値段はわからないが、テレビでも見たことのある電化製品を気軽にプレゼントされては気が引ける。
「受け取ってくれ、俺のものはすべて真尋ちゃんのものだと思ってくれていいから。気にしないでくれ」
「気にします!」
「う~ん、けどもう買っちゃったしな。それにこの体重計は俺が使うよりも真尋ちゃんの方が有意義に使えると思うんだ」
「だったら、ワタクシがその分のお金を支払います」
「いや、それは俺が困る」
「ワタクシだって困るんです」
「もしかしていらなかった?」
「そういうことではありません。まだ知り合ったばかりの方からそんな高価なものを無償で頂くなんてことが困るんです」
「俺のこと嫌いだから受け取れないとか?」
「そうじゃありません」
真尋は省吾の行動にいらだっていた。
「まぁまぁ、落ち着いて。兄さんも真尋が嫌がるようなことしないの」
ヒートアップしている二人に伊織が割って入る。
「ねぇ、真尋。真尋の家にも体重計あるよね?」
「あります」
「だって、兄さん。兄さんが求めるほど細かくはグラフにできないけどそれでも構わないでしょ?」
「いや、正確なデータを取るためにはだな」
「そんなのに頼らなくても、兄さんは真尋のことならなんでもわかるんでしょ」
「それはそうだが」
「だったら、いいじゃん」
「そうしたら、この体重計が無駄に」
「それはあたしがちゃんと有効活用してあげるよ。うちの体重計ってアナログで体重しかわからないじゃん。だから、新しいのが欲しいなって思ってたんだ」
「お前のために買ったわけじゃないぞ」
「いいじゃん。たまには妹に優しくしても罰はあたらないよ。っていうか、たまには優しくしないと罰を与えるよ?」
自分よりも真尋を大事にすることに、少しだけ文句を含んだ物言いになってしまうが、省吾は「だったら、学校に持っていって毎朝体重をチェックする時間を設けよう」と、なおも引き下がらない。
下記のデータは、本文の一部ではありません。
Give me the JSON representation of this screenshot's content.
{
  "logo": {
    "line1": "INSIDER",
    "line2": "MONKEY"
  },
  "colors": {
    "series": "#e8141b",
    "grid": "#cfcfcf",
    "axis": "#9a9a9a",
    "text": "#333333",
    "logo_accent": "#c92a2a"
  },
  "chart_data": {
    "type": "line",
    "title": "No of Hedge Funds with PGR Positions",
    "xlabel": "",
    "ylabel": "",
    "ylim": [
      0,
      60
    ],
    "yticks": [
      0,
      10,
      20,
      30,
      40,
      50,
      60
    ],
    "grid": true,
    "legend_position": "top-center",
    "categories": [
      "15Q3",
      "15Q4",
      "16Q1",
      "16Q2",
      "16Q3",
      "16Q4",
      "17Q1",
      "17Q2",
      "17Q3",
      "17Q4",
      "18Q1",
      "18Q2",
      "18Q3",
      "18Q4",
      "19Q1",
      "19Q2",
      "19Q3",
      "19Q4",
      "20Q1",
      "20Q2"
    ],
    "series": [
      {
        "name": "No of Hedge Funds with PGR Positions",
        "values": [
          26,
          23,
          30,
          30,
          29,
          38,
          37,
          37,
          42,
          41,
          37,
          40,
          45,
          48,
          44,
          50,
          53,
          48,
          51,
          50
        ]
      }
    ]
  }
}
「あきらめなよ。それに、家の中ならまだしも校内に自分の個人情報を貼りだすってどれだけ恥ずかしいことさせようとするのよ。あたしだって校内に公のプロフィールを張られてたらやなんだから。誰もが兄さんみたいにメンタルが強いわけじゃないの。いいかげんに、うんっていわないと、その口を縫いつけて、目玉をくりぬくわよ」
「わかったよ」
「うん、いい子、いい兄さんだよ」
ようやく解決し、省吾も渡すはずだった紙袋をあらためて自分のカバンの中へ詰め直し、代わりにファイルの中から一冊の冊子を取り出す。
「その代わり、これはもらってくれ」
「なんですか、これ?」
真尋は受取った冊子をパラパラとめくる。そこには、一週間のトレーニングメニューとオススメの食事が図解を交えて丁寧に書かれていた。
「これから毎日、いや、いつも真尋ちゃんと一緒にいたいところだが、実際問題なかなか難しい。現に明日は会長に呼び出され真尋ちゃんと会えないんだ。だから、この虎の巻を見ながら励んでもらいたい。もちろん、この通りに進むとは思ってないし、その都度修正とかはいれていくつもりだけれども、基本はこれに沿って進めて行こうと思う」
「ありがとうございます。ワタクシ頑張ります」
出会ってからまだ日は浅いが、これだけの資料を作ってくれたことに、自分のことを想っていてくれているのがわかった。真尋はきちんと頭を下げて、頑張ろうという気持ちになる。
「その意気やよしだ。それならまた学校で会おう」
「はい。よろしくおねがいします」
省吾はもっと真尋と話していたかったが、あまり遅くなってはいけない。省吾は家まで送ろうかと聞いても駅までで大丈夫ですと言われるだけで、日が暮れる前には解散することになった。